RDFLib / pySHACL

A Python validator for SHACL
Apache License 2.0
246 stars 63 forks source link

sh:or inside sh:not #74

Closed jbkoh closed 3 years ago

jbkoh commented 3 years ago

Hi there, I'm trying to implement validation like owl:disjointWith in SHACL. To do that, I'm applying sh:not with sh:or as in the below example.

shape graph

@prefix ex: <https://example.com#> .
@prefix sh: <http://www.w3.org/ns/shacl#> .
@prefix owl: <http://www.w3.org/2002/07/owl#> .
@prefix rdf: <http://www.w3.org/1999/02/22-rdf-syntax-ns#> .

ex:AAA a owl:Class.
ex:BBB a owl:Class.
ex:CCC a owl:Class.

ex:Shape a sh:NodeShape ;
    sh:targetClass ex:AAA;
    sh:not [
        a sh:PropertyShape ;
        sh:path rdf:type;
        sh:or (
            [sh:hasValue ex:BBB;]
            [sh:hasValue ex:CCC;]
        )
    ];
    .

However, the data graph with an instance whose type is both AAA and BBB is not detected as not conforming.

The validation code with data graph:

import rdflib
import pyshacl

shape_g = rdflib.Graph().parse('sample_shape.ttl', format='turtle')
data_g  = rdflib.Graph().parse(data="""
@prefix ex: <https://example.com#> .

ex:aaa a ex:AAA.
ex:aaa a ex:BBB.
ex:aaa a ex:CCC.
""", format='turtle')

conforms, results_graph, results_text = pyshacl.validate(
    data_g, shacl_graph=shape_g,
)
assert not conforms

This is failing by not generating any validation errors. The shape works without sh:or, so I'm curious whether I misunderstood the concept of sh:or or there is a possible bug.

Any input would be appreciated. Thanks a lot.
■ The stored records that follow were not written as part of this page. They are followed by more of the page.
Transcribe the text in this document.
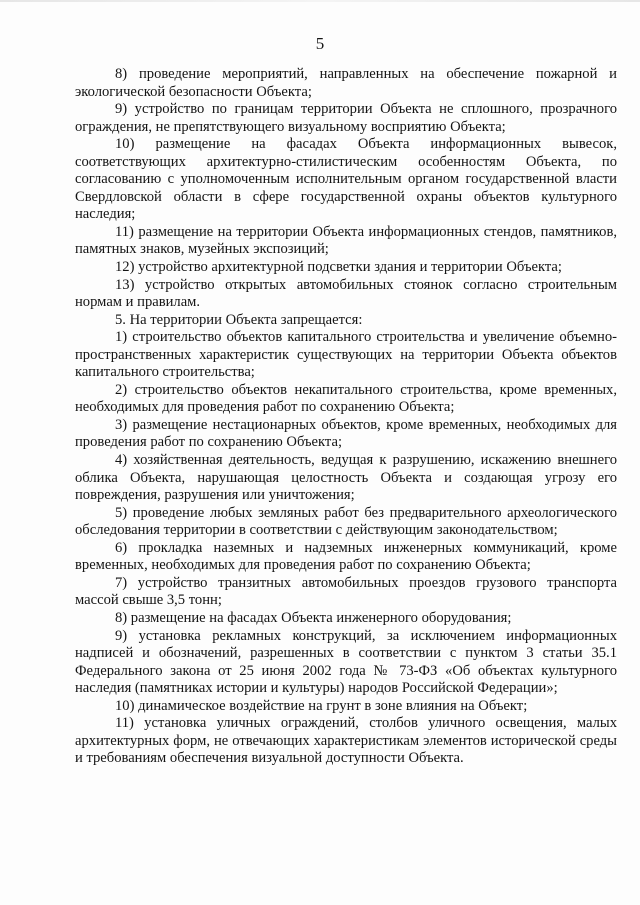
5

8) проведение мероприятий, направленных на обеспечение пожарной и экологической безопасности Объекта;

9) устройство по границам территории Объекта не сплошного, прозрачного ограждения, не препятствующего визуальному восприятию Объекта;

10) размещение на фасадах Объекта информационных вывесок, соответствующих архитектурно-стилистическим особенностям Объекта, по согласованию с уполномоченным исполнительным органом государственной власти Свердловской области в сфере государственной охраны объектов культурного наследия;

11) размещение на территории Объекта информационных стендов, памятников, памятных знаков, музейных экспозиций;

12) устройство архитектурной подсветки здания и территории Объекта;

13) устройство открытых автомобильных стоянок согласно строительным нормам и правилам.

5. На территории Объекта запрещается:

1) строительство объектов капитального строительства и увеличение объемно-пространственных характеристик существующих на территории Объекта объектов капитального строительства;

2) строительство объектов некапитального строительства, кроме временных, необходимых для проведения работ по сохранению Объекта;

3) размещение нестационарных объектов, кроме временных, необходимых для проведения работ по сохранению Объекта;

4) хозяйственная деятельность, ведущая к разрушению, искажению внешнего облика Объекта, нарушающая целостность Объекта и создающая угрозу его повреждения, разрушения или уничтожения;

5) проведение любых земляных работ без предварительного археологического обследования территории в соответствии с действующим законодательством;

6) прокладка наземных и надземных инженерных коммуникаций, кроме временных, необходимых для проведения работ по сохранению Объекта;

7) устройство транзитных автомобильных проездов грузового транспорта массой свыше 3,5 тонн;

8) размещение на фасадах Объекта инженерного оборудования;

9) установка рекламных конструкций, за исключением информационных надписей и обозначений, разрешенных в соответствии с пунктом 3 статьи 35.1 Федерального закона от 25 июня 2002 года № 73-ФЗ «Об объектах культурного наследия (памятниках истории и культуры) народов Российской Федерации»;

10) динамическое воздействие на грунт в зоне влияния на Объект;

11) установка уличных ограждений, столбов уличного освещения, малых архитектурных форм, не отвечающих характеристикам элементов исторической среды и требованиям обеспечения визуальной доступности Объекта.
ashleysommer commented 3 years ago

Hi @jbkoh I'm going to attempt a replication and investigation of this now. I'll let you know what I find.

ashleysommer commented 3 years ago

Ok, I've looked into it, and it looks like its not a bug in PySHACL. WARNING: long reply! This will probably contain minor errors, and I will probably go back and fix some paragraphs later.
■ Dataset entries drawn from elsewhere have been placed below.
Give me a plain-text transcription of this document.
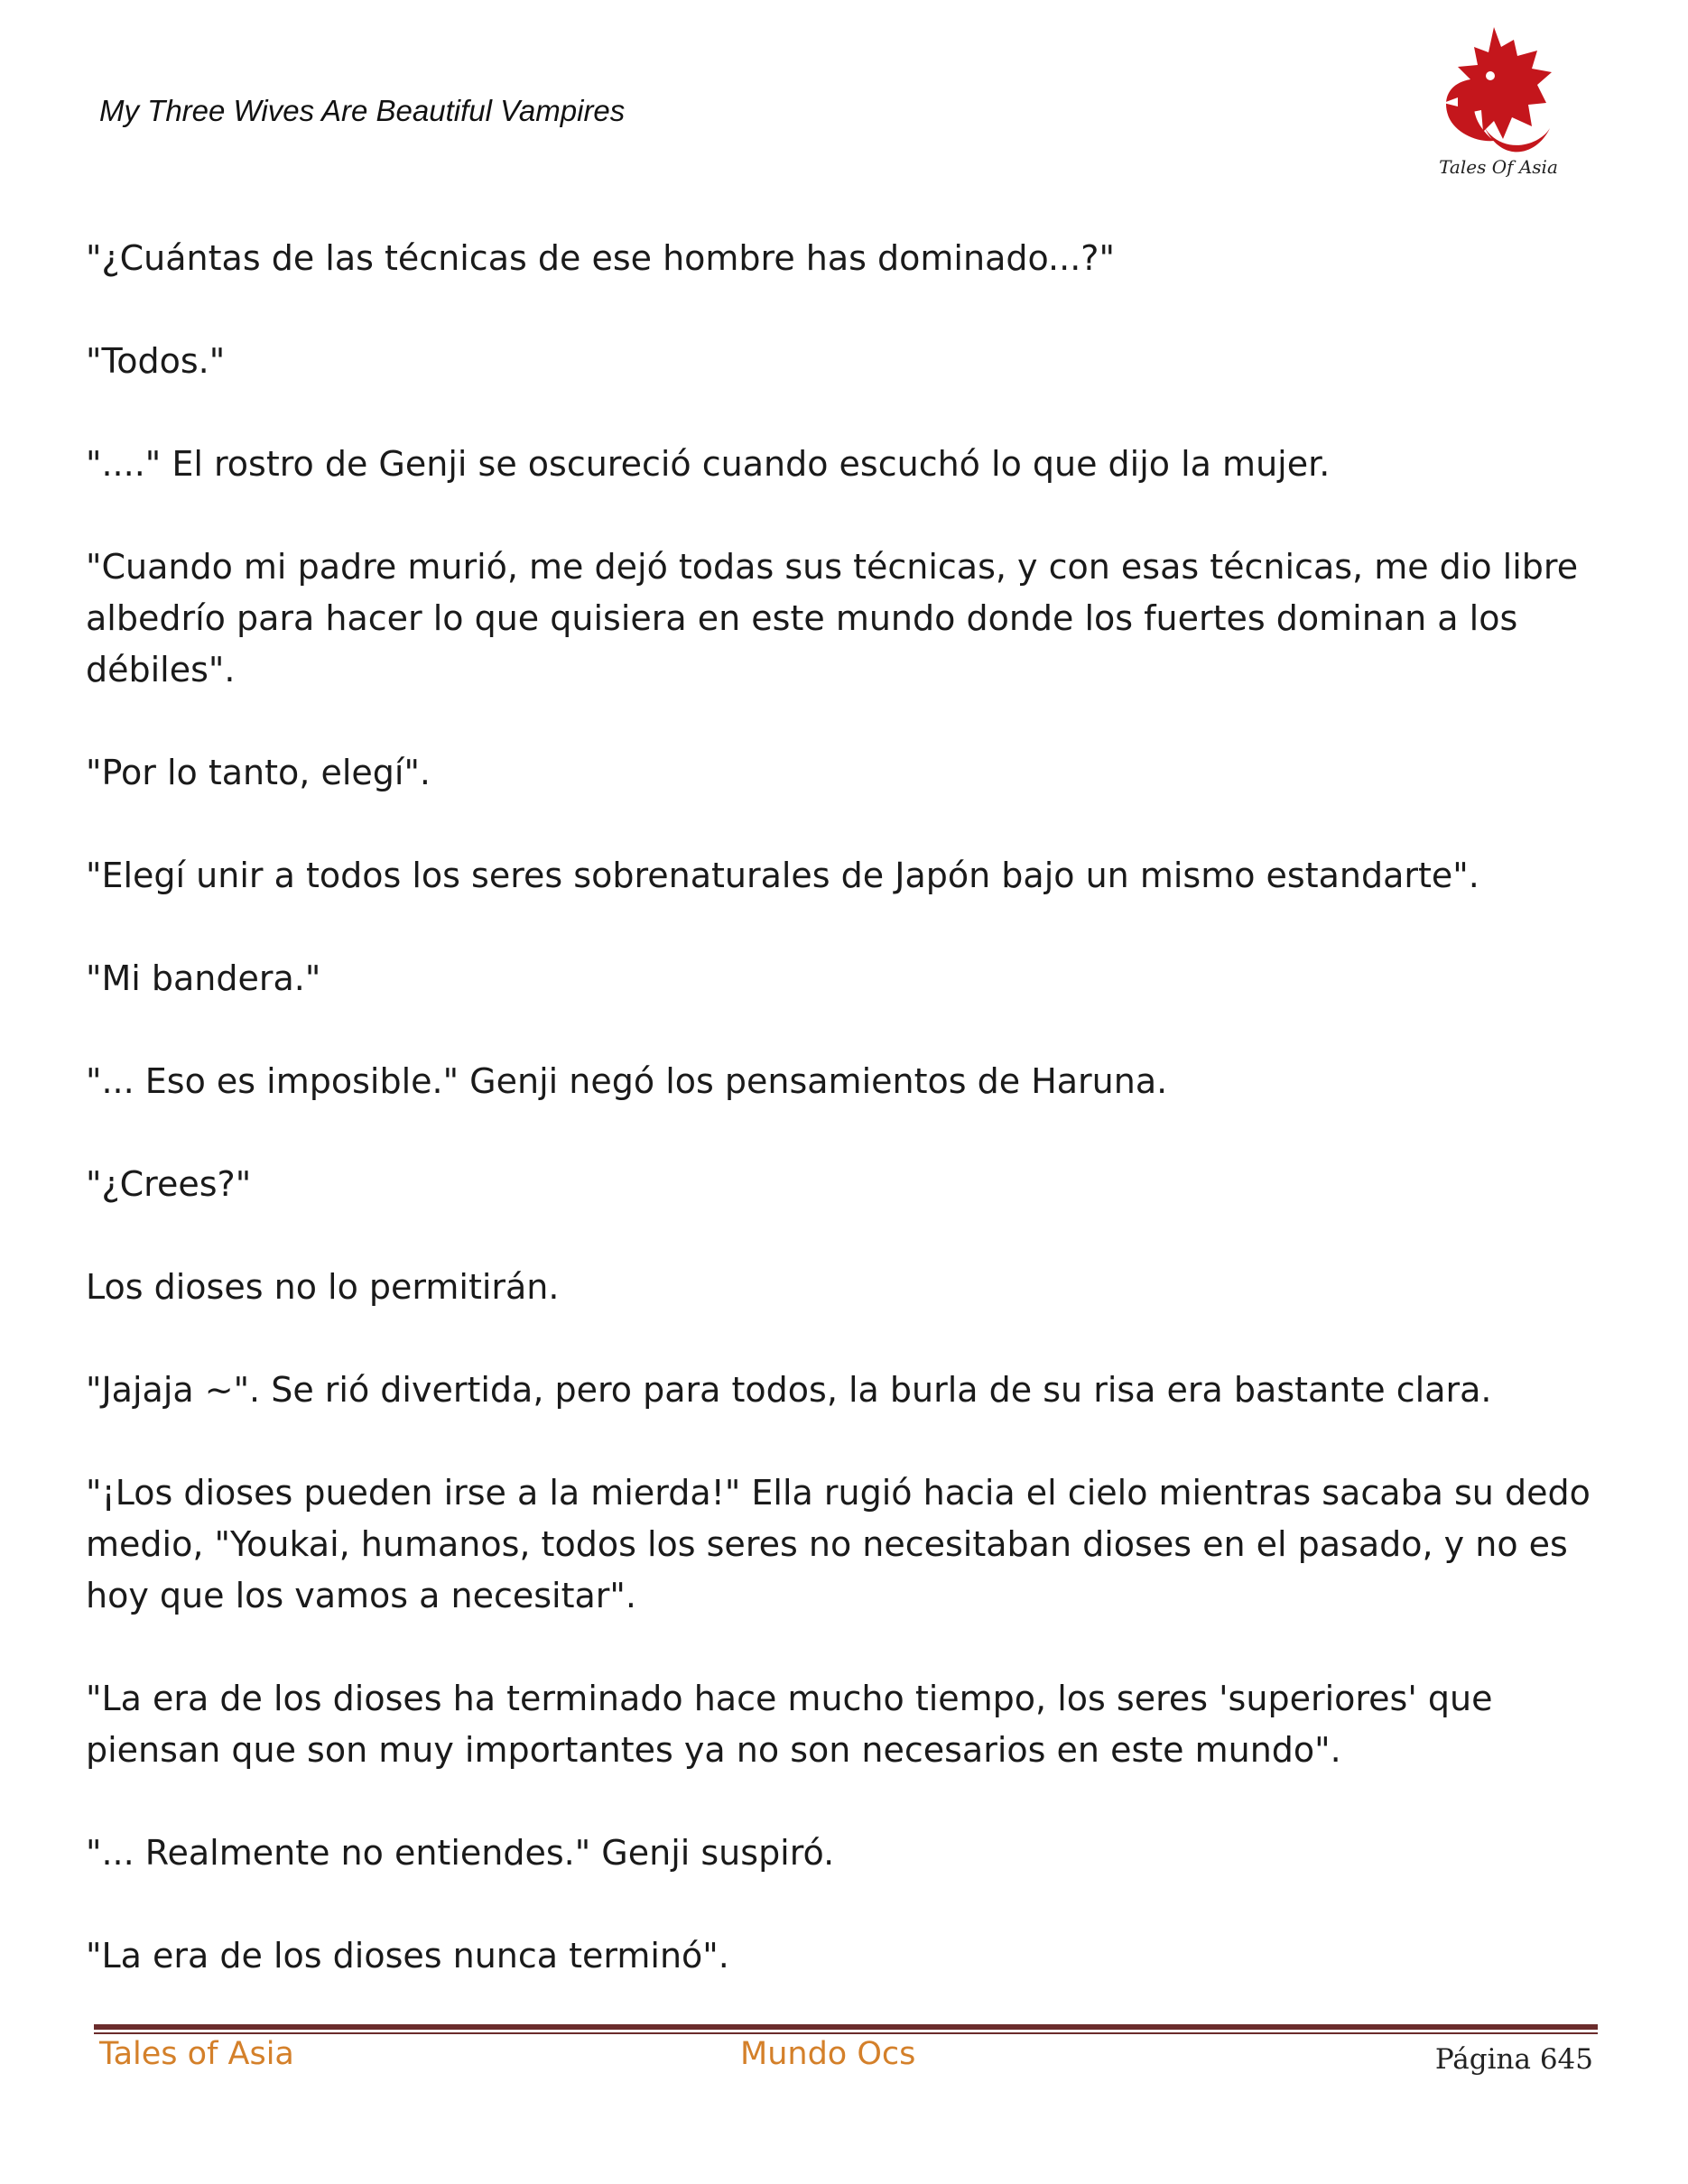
My Three Wives Are Beautiful Vampires
Tales Of Asia

"¿Cuántas de las técnicas de ese hombre has dominado...?"

"Todos."

"...." El rostro de Genji se oscureció cuando escuchó lo que dijo la mujer.

"Cuando mi padre murió, me dejó todas sus técnicas, y con esas técnicas, me dio libre albedrío para hacer lo que quisiera en este mundo donde los fuertes dominan a los débiles".

"Por lo tanto, elegí".

"Elegí unir a todos los seres sobrenaturales de Japón bajo un mismo estandarte".

"Mi bandera."

"... Eso es imposible." Genji negó los pensamientos de Haruna.

"¿Crees?"

Los dioses no lo permitirán.

"Jajaja ~". Se rió divertida, pero para todos, la burla de su risa era bastante clara.

"¡Los dioses pueden irse a la mierda!" Ella rugió hacia el cielo mientras sacaba su dedo medio, "Youkai, humanos, todos los seres no necesitaban dioses en el pasado, y no es hoy que los vamos a necesitar".

"La era de los dioses ha terminado hace mucho tiempo, los seres 'superiores' que piensan que son muy importantes ya no son necesarios en este mundo".

"... Realmente no entiendes." Genji suspiró.

"La era de los dioses nunca terminó".

Tales of Asia	Mundo Ocs	Página 645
For sanity checking, I ran the same validation through the online SHACL Playground, which uses a completely independent SHACL engine called shacl-js, and it gives the same result that PySHACL does.

The main problem is to do with how PropertyShapes interact with logical constraints like sh:not and sh:or. In short, it is very difficult to invert the result of a PropertyShape (using sh:not) and get the outcome you are expecting.

Stepping it through, the PropertyShape with sh:path ("rdf:type") generates a focusNode of ex:aaa and valueNodes of (ex:AAA, ex:BBB, ex:CCC). sh:or is what is termed a "Shape-expecting constraint". That means it contains within it a set of shapes, and executes those shapes repeatedly for every valueNode that is passed into it. So these values nodes then get passed into the sh:or constraint to test against the sh:hasValue constraints. It goes like this: ex:AAA sh:hasValue ex:BBB -> False ex:AAA sh:hasValue ex:CCC -> False Both of those or'd together = False.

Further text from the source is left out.